I believe it's because she simply doesn't care that much. Cowboys and Aliens, a generally lame movie but with a title that is a play on "cowboys and Indians", to Corrie becomes the more appropriately titled Cowboys vs Aliens. Movies just aren't things that for her are worth much brain power outside of the experience and our conversations about it directly after the fact.
She sees subplots and generally what the director's up to; she understands foreshadowing and the elements that make the moving-picture experience pleasurable, she just doesn't really care that much. There's too much other real shit in the world going on to be concerned with movies.
In one minute Corrie can talk about the forced and characteristic whimsy in The Grand Budapest Hotel and relate it to a grand scheme of Wes Anderson's views on family that seem to stitch his movies together...
...and in the next minute tell someone, "Oh, we went to go see the new Star Wars movie," when in reality she's referring to Star Trek Into Darkness. For her, it's in space, there's a battle, or conflict, or something...so Space War? No that's not a thing...Star Wars, yeah, that's a thing...

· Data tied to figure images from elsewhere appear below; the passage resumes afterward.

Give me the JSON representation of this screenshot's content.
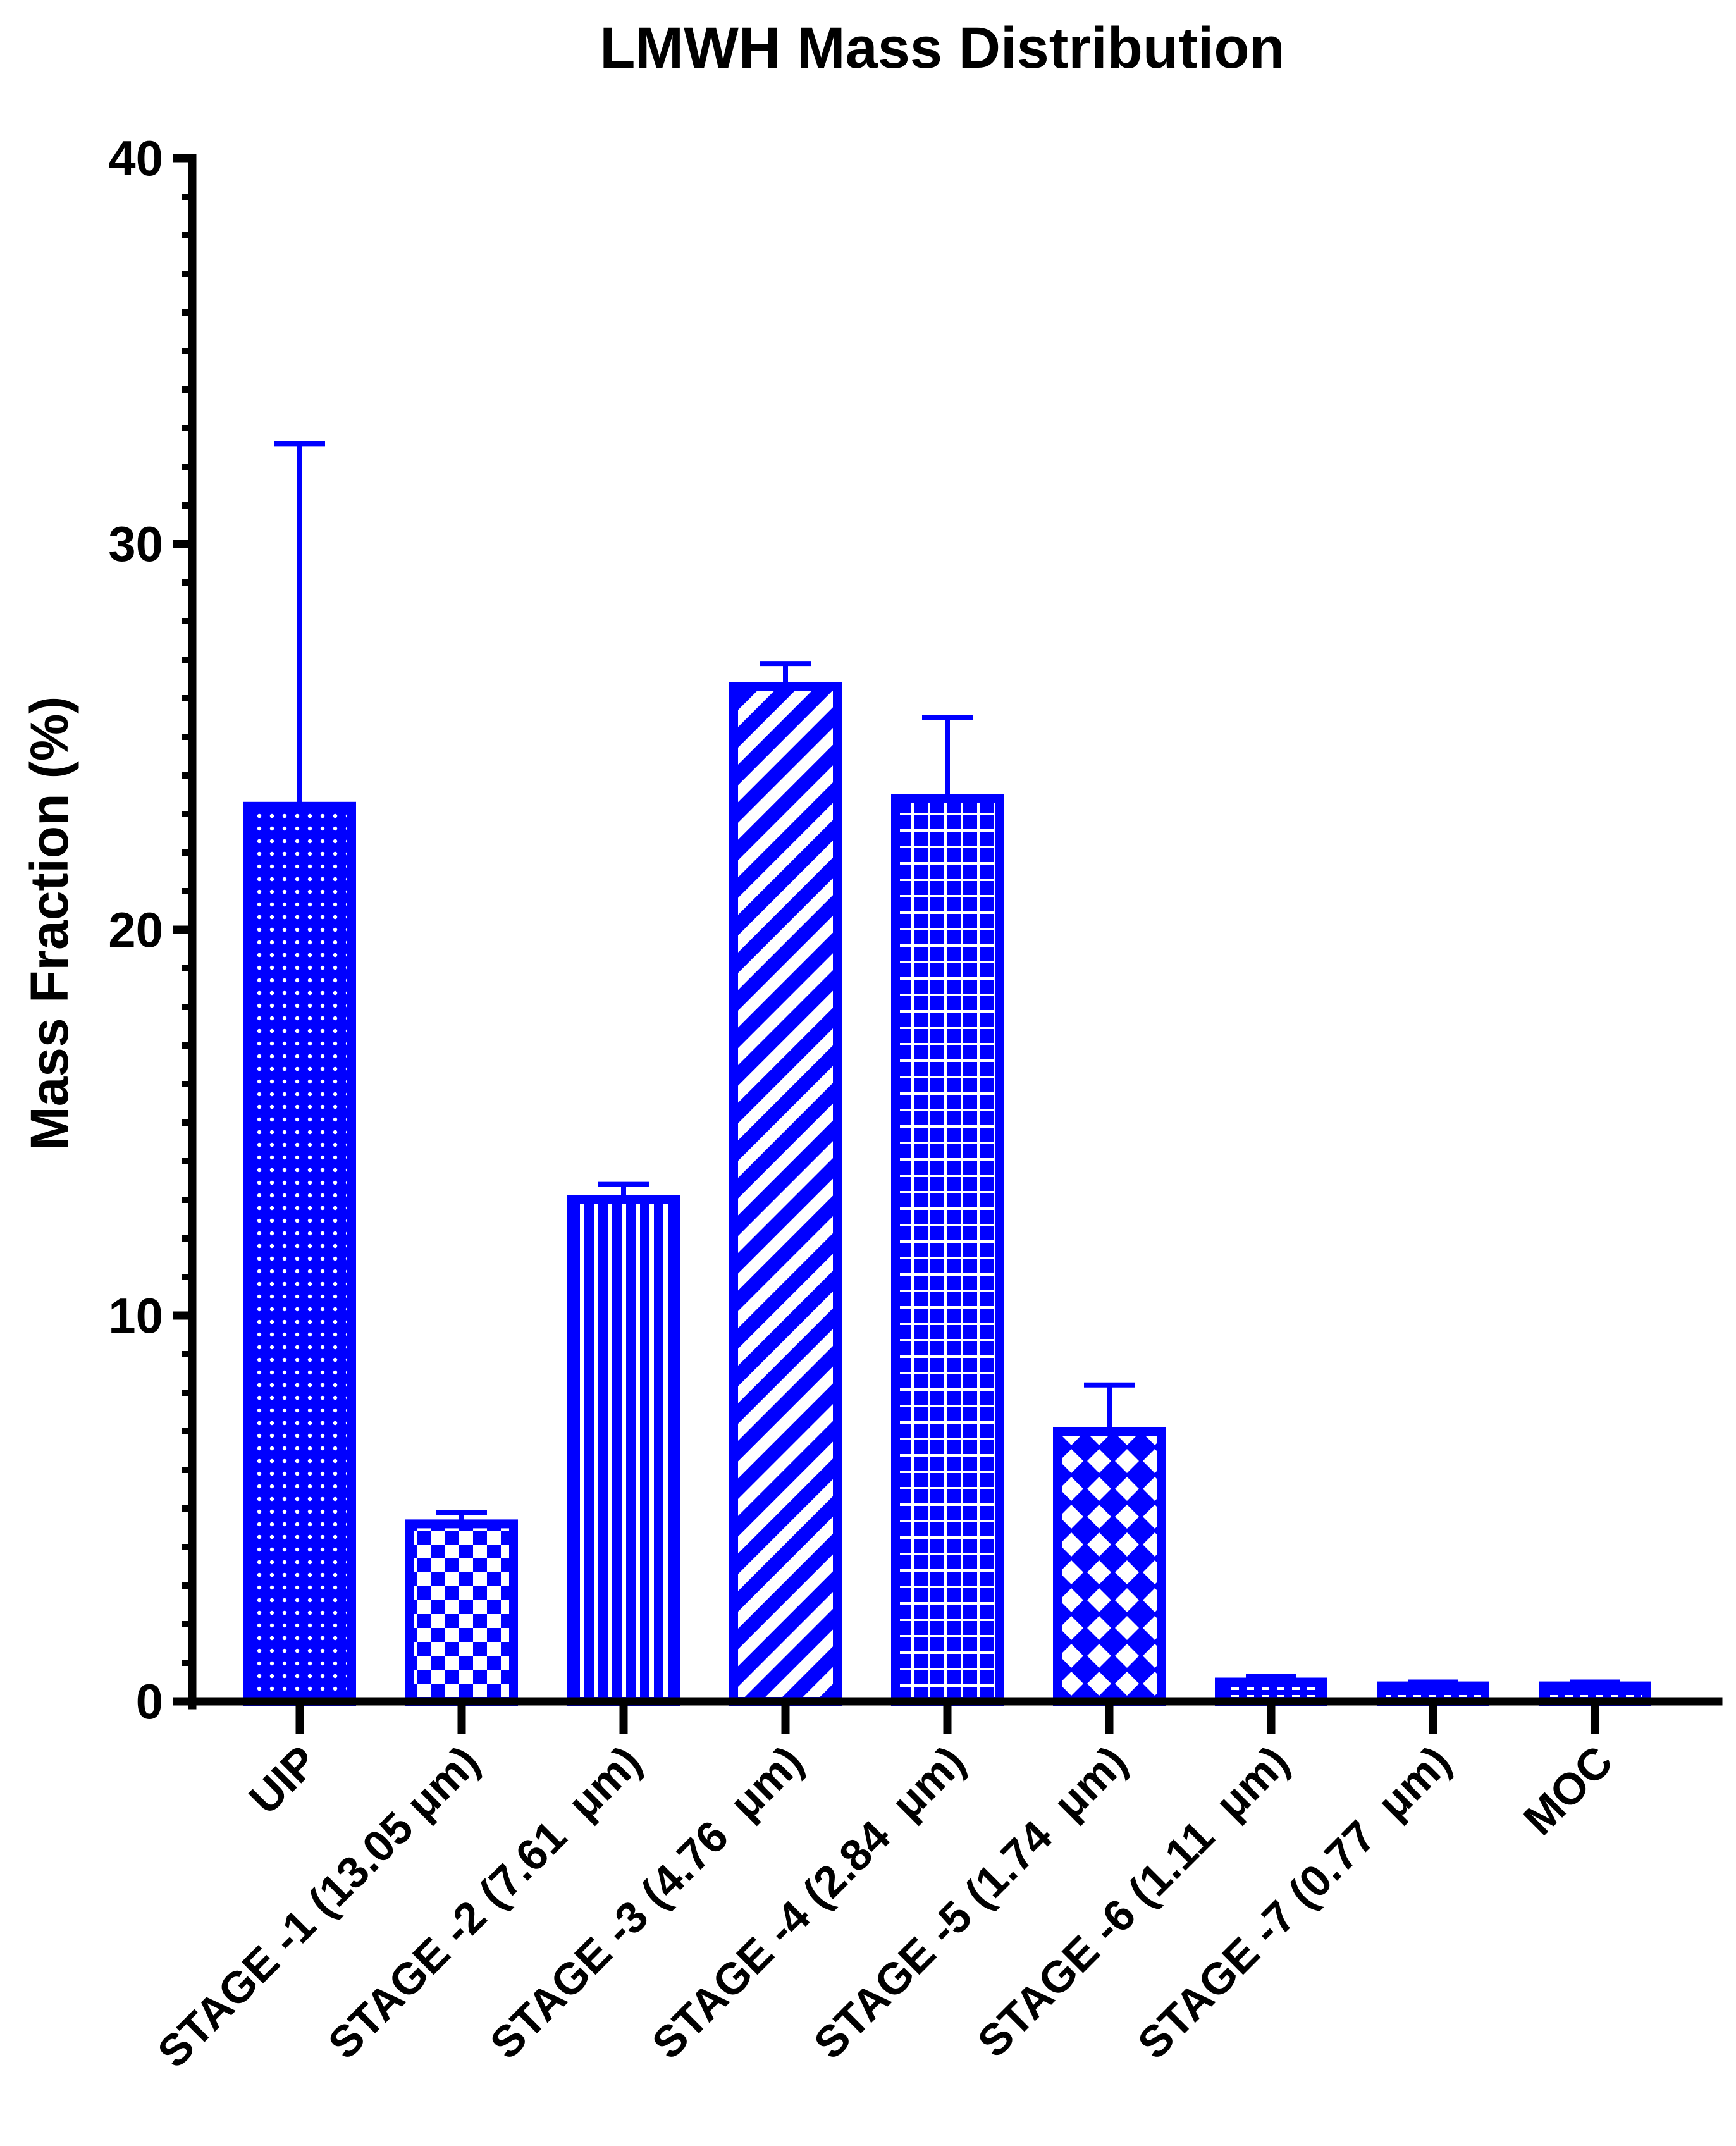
{
  "chart_data": {
    "type": "bar",
    "title": "LMWH Mass Distribution",
    "ylabel": "Mass Fraction (%)",
    "xlabel": "",
    "ylim": [
      0,
      40
    ],
    "y_ticks": [
      "0",
      "10",
      "20",
      "30",
      "40"
    ],
    "y_minor_step": 1,
    "grid": false,
    "categories": [
      "UIP",
      "STAGE -1 (13.05 μm)",
      "STAGE -2 (7.61  μm)",
      "STAGE -3 (4.76  μm)",
      "STAGE -4 (2.84  μm)",
      "STAGE -5 (1.74  μm)",
      "STAGE -6 (1.11  μm)",
      "STAGE -7 (0.77  μm)",
      "MOC"
    ],
    "values": [
      23.2,
      4.6,
      13.0,
      26.3,
      23.4,
      7.0,
      0.5,
      0.4,
      0.4
    ],
    "error": [
      9.4,
      0.3,
      0.4,
      0.6,
      2.1,
      1.2,
      0.15,
      0.1,
      0.1
    ],
    "patterns": [
      "dots",
      "checker",
      "vertical-lines",
      "diagonal-lines",
      "grid",
      "diamonds",
      "dashes",
      "dashes",
      "dashes"
    ],
    "colors": {
      "bar": "#0000ff",
      "axis": "#000000"
    }
  }
}
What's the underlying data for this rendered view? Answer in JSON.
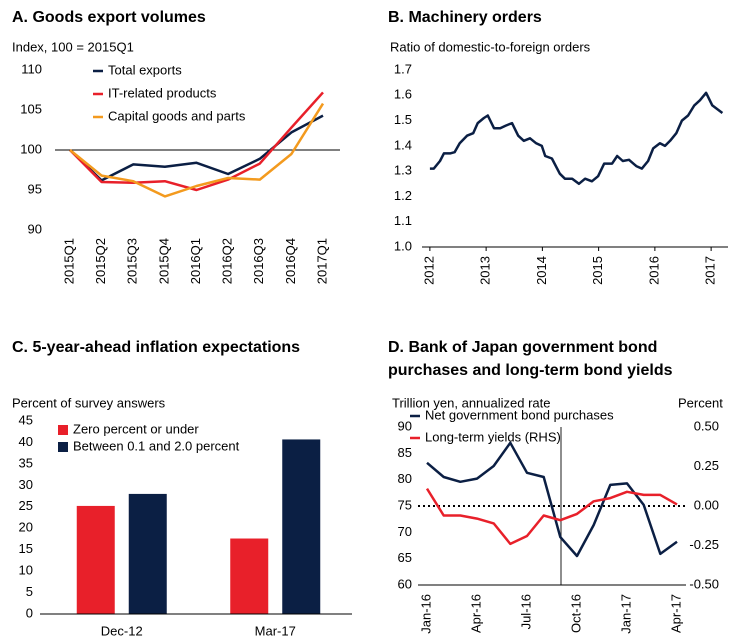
{
  "chart_data": [
    {
      "type": "line",
      "title": "A. Goods export volumes",
      "subtitle": "Index, 100 = 2015Q1",
      "categories": [
        "2015Q1",
        "2015Q2",
        "2015Q3",
        "2015Q4",
        "2016Q1",
        "2016Q2",
        "2016Q3",
        "2016Q4",
        "2017Q1"
      ],
      "series": [
        {
          "name": "Total exports",
          "color": "#0b1f44",
          "values": [
            100,
            96.2,
            98.2,
            97.9,
            98.4,
            97.0,
            98.9,
            102.2,
            104.3
          ]
        },
        {
          "name": "IT-related products",
          "color": "#e8202a",
          "values": [
            100,
            96.0,
            95.9,
            96.1,
            95.0,
            96.3,
            98.3,
            102.8,
            107.2
          ]
        },
        {
          "name": "Capital goods and parts",
          "color": "#f39a1e",
          "values": [
            100,
            96.8,
            96.1,
            94.2,
            95.5,
            96.5,
            96.3,
            99.5,
            105.8
          ]
        }
      ],
      "ylim": [
        90,
        110
      ],
      "yticks": [
        90,
        95,
        100,
        105,
        110
      ],
      "baseline": 100
    },
    {
      "type": "line",
      "title": "B. Machinery orders",
      "subtitle": "Ratio of domestic-to-foreign orders",
      "x": [
        2012.0,
        2012.07,
        2012.18,
        2012.25,
        2012.36,
        2012.44,
        2012.53,
        2012.66,
        2012.77,
        2012.85,
        2012.96,
        2013.03,
        2013.14,
        2013.25,
        2013.35,
        2013.46,
        2013.57,
        2013.67,
        2013.78,
        2013.89,
        2013.99,
        2014.05,
        2014.17,
        2014.31,
        2014.4,
        2014.53,
        2014.65,
        2014.76,
        2014.88,
        2014.99,
        2015.1,
        2015.24,
        2015.33,
        2015.43,
        2015.54,
        2015.67,
        2015.77,
        2015.88,
        2015.97,
        2016.09,
        2016.18,
        2016.27,
        2016.38,
        2016.48,
        2016.59,
        2016.7,
        2016.8,
        2016.91,
        2017.02,
        2017.2
      ],
      "series": [
        {
          "color": "#0b1f44",
          "values": [
            1.31,
            1.31,
            1.34,
            1.37,
            1.37,
            1.375,
            1.41,
            1.44,
            1.45,
            1.49,
            1.51,
            1.52,
            1.47,
            1.47,
            1.48,
            1.49,
            1.44,
            1.42,
            1.43,
            1.41,
            1.4,
            1.36,
            1.35,
            1.29,
            1.27,
            1.27,
            1.25,
            1.27,
            1.26,
            1.28,
            1.33,
            1.33,
            1.36,
            1.34,
            1.345,
            1.32,
            1.31,
            1.34,
            1.39,
            1.41,
            1.4,
            1.42,
            1.45,
            1.5,
            1.52,
            1.56,
            1.58,
            1.61,
            1.56,
            1.53
          ]
        }
      ],
      "xlim": [
        2011.86,
        2017.3
      ],
      "xticks": [
        2012,
        2013,
        2014,
        2015,
        2016,
        2017
      ],
      "ylim": [
        1.0,
        1.7
      ],
      "yticks": [
        {
          "value": 1.0,
          "label": "1.0"
        },
        1.1,
        1.2,
        1.3,
        1.4,
        1.5,
        1.6,
        1.7
      ]
    },
    {
      "type": "bar",
      "title": "C. 5-year-ahead inflation expectations",
      "subtitle": "Percent of survey answers",
      "categories": [
        "Dec-12",
        "Mar-17"
      ],
      "series": [
        {
          "name": "Zero percent or under",
          "color": "#e8202a",
          "values": [
            25.2,
            17.6
          ]
        },
        {
          "name": "Between 0.1 and 2.0 percent",
          "color": "#0b1f44",
          "values": [
            28,
            40.7
          ]
        }
      ],
      "ylim": [
        0,
        45
      ],
      "yticks": [
        0,
        5,
        10,
        15,
        20,
        25,
        30,
        35,
        40,
        45
      ]
    },
    {
      "type": "line",
      "title": [
        "D. Bank of Japan government bond",
        "purchases and long-term bond yields"
      ],
      "subtitle": "Trillion yen, annualized rate",
      "y2label": "Percent",
      "categories": [
        "Jan-16",
        null,
        null,
        "Apr-16",
        null,
        null,
        "Jul-16",
        null,
        null,
        "Oct-16",
        null,
        null,
        "Jan-17",
        null,
        null,
        "Apr-17"
      ],
      "series": [
        {
          "name": "Net government bond purchases",
          "color": "#0b1f44",
          "values": [
            83.2,
            80.5,
            79.6,
            80.2,
            82.6,
            87.0,
            81.3,
            80.5,
            69.1,
            65.5,
            71.4,
            79.0,
            79.3,
            75.2,
            65.9,
            68.2
          ]
        },
        {
          "name": "Long-term yields (RHS)",
          "color": "#e8202a",
          "axis": "y2",
          "values": [
            0.11,
            -0.06,
            -0.06,
            -0.08,
            -0.11,
            -0.24,
            -0.19,
            -0.06,
            -0.09,
            -0.05,
            0.03,
            0.05,
            0.09,
            0.07,
            0.07,
            0.01
          ]
        }
      ],
      "ylim": [
        60,
        90
      ],
      "yticks": [
        60,
        65,
        70,
        75,
        80,
        85,
        90
      ],
      "y2lim": [
        -0.5,
        0.5
      ],
      "y2ticks": [
        {
          "value": -0.5,
          "label": "-0.50"
        },
        {
          "value": -0.25,
          "label": "-0.25"
        },
        {
          "value": 0,
          "label": "0.00"
        },
        {
          "value": 0.25,
          "label": "0.25"
        },
        {
          "value": 0.5,
          "label": "0.50"
        }
      ],
      "y2baseline": 0
    }
  ]
}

She's funny. We were just talking about it the other day:
Me: It's like when you told Adrian about seeing Star Wars last year...
Her: Whatever. I know the difference. One has Jean-Luc and one has Luke and Leia. See? They're both in space, so...meh....
Me: (Laughing) What we went to see didn't have any of those people...
She does, though, pay attention to me when I talk about nerdy things, so she's pretty well versed on the intricacies if you pressed her. Same with sports. She knows more about A-Rod's contract status than any baseball-hating wife non-fan probably should.